Here C is the collation, B in our case is true so long as we are on a boundary between collation units (we don't say this very clearly, but it's the best interpretation), P is our second argument, and Q is the first argument. s and e are character positions.

Note that DS4 is incorrect, is should only require one of i and j to be positive, the other can be zero. This bug has been reported and accepted.

The current rule (for starts-with) requires a minimal match at the start of the arg1 string. This means that if "-" is ignorable (as it often is), then starts-with('-1', '-1') is false: the possible matches are on '-1' and '1'; the first match doesn't count because it is not minimal, and the second doesn't count because it is not at the start of the string. I find it impossible to believe that the WG intended this: it's surely a reasonable expectation that every string starts with itself and ends with itself.
Comment 6 Mary Holstege 2008-02-13 17:57:12 UTC
I think this is a good solution.  Are you proposing that we add something
explicit about being on a collation unit boundary?
Comment 7 Michael Kay 2008-02-13 18:46:30 UTC
>Are you proposing that we add something explicit about being on a collation unit boundary?

I would certainly like to tie the F+O reference to "[minimal] match" more closely to the terminology of the UCA rules.
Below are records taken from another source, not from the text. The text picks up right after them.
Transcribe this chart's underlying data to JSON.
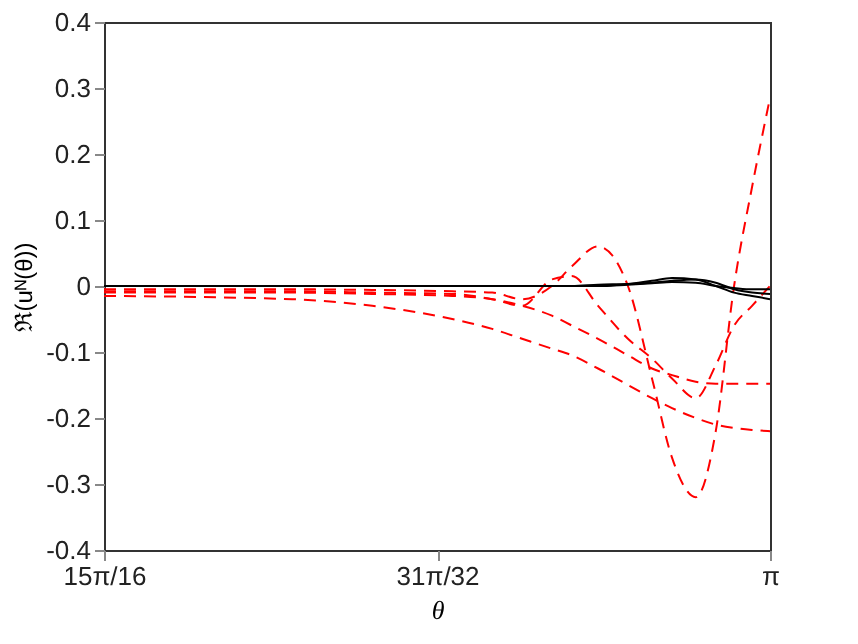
{
  "chart_data": {
    "type": "line",
    "xlabel": "θ",
    "ylabel": "ℜ(uᴺ(θ))",
    "x": [
      2.94524,
      3.0007,
      3.0243,
      3.0479,
      3.0597,
      3.0685,
      3.0773,
      3.0832,
      3.0909,
      3.0997,
      3.1068,
      3.1127,
      3.1197,
      3.1256,
      3.131,
      3.1363,
      3.14159
    ],
    "series": [
      {
        "color": "#ff0000",
        "line_style": "dashed",
        "values": [
          -0.005,
          -0.005,
          -0.006,
          -0.008,
          -0.01,
          -0.02,
          0.0,
          0.03,
          0.06,
          0.0,
          -0.14,
          -0.26,
          -0.32,
          -0.22,
          0.0,
          0.15,
          0.285
        ]
      },
      {
        "color": "#ff0000",
        "line_style": "dashed",
        "values": [
          -0.008,
          -0.008,
          -0.01,
          -0.012,
          -0.02,
          -0.03,
          0.01,
          0.015,
          -0.03,
          -0.08,
          -0.11,
          -0.14,
          -0.17,
          -0.12,
          -0.06,
          -0.03,
          0.0
        ]
      },
      {
        "color": "#ff0000",
        "line_style": "dashed",
        "values": [
          -0.01,
          -0.01,
          -0.012,
          -0.015,
          -0.02,
          -0.03,
          -0.045,
          -0.06,
          -0.08,
          -0.105,
          -0.125,
          -0.135,
          -0.145,
          -0.148,
          -0.148,
          -0.148,
          -0.148
        ]
      },
      {
        "color": "#ff0000",
        "line_style": "dashed",
        "values": [
          -0.015,
          -0.02,
          -0.03,
          -0.05,
          -0.065,
          -0.08,
          -0.095,
          -0.105,
          -0.125,
          -0.15,
          -0.17,
          -0.185,
          -0.2,
          -0.21,
          -0.215,
          -0.218,
          -0.22
        ]
      },
      {
        "color": "#000000",
        "line_style": "solid",
        "values": [
          0,
          0,
          0,
          0,
          0,
          0,
          0,
          0,
          0.002,
          0.003,
          0.005,
          0.008,
          0.01,
          0.005,
          -0.005,
          -0.01,
          -0.012
        ]
      },
      {
        "color": "#000000",
        "line_style": "solid",
        "values": [
          0,
          0,
          0,
          0,
          0,
          0,
          0,
          0,
          0,
          0.003,
          0.008,
          0.012,
          0.01,
          0,
          -0.01,
          -0.015,
          -0.02
        ]
      },
      {
        "color": "#000000",
        "line_style": "solid",
        "values": [
          0,
          0,
          0,
          0,
          0,
          0,
          0,
          0,
          0,
          0.002,
          0.004,
          0.006,
          0.005,
          0.0,
          -0.003,
          -0.005,
          -0.005
        ]
      }
    ],
    "xlim": [
      2.94524,
      3.14159
    ],
    "xticks": [
      {
        "value": 2.94524,
        "label": "15π/16"
      },
      {
        "value": 3.04342,
        "label": "31π/32"
      },
      {
        "value": 3.14159,
        "label": "π"
      }
    ],
    "ylim": [
      -0.4,
      0.4
    ],
    "yticks": [
      -0.4,
      -0.3,
      -0.2,
      -0.1,
      0,
      0.1,
      0.2,
      0.3,
      0.4
    ],
    "grid": false,
    "legend": false
  }
}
The UCA rules are introduced by "Suppose there is a collation C, a pattern string P and a target string Q, and a boundary condition B." So I think we should probably say something like the following (taking contains() as our example): 

Returns true if and only if there is a minimal match, as defined in [UCA], under the following conditions:

* The pattern string P is $arg2

* The target string Q is $arg1

* The collation C is $collation if specified, or the default collation otherwise

* The boundary condition B is true between two characters that belong to different collation units, and is false between two characters that belong to the same collation unit.

This is essentially what the current F+O spec is trying to say when it talks about a "sequence of collation units" matching: it just doesn't use the UCA terminology.
Comment 8 Michael Kay 2008-03-11 13:55:47 UTC
At the joint meeting on 2008-03-04 it was agreed to issue an erratum incorporating the changes described in proposals #5 and #7. 

Erratum E17 has been drafted to reflect this resolution.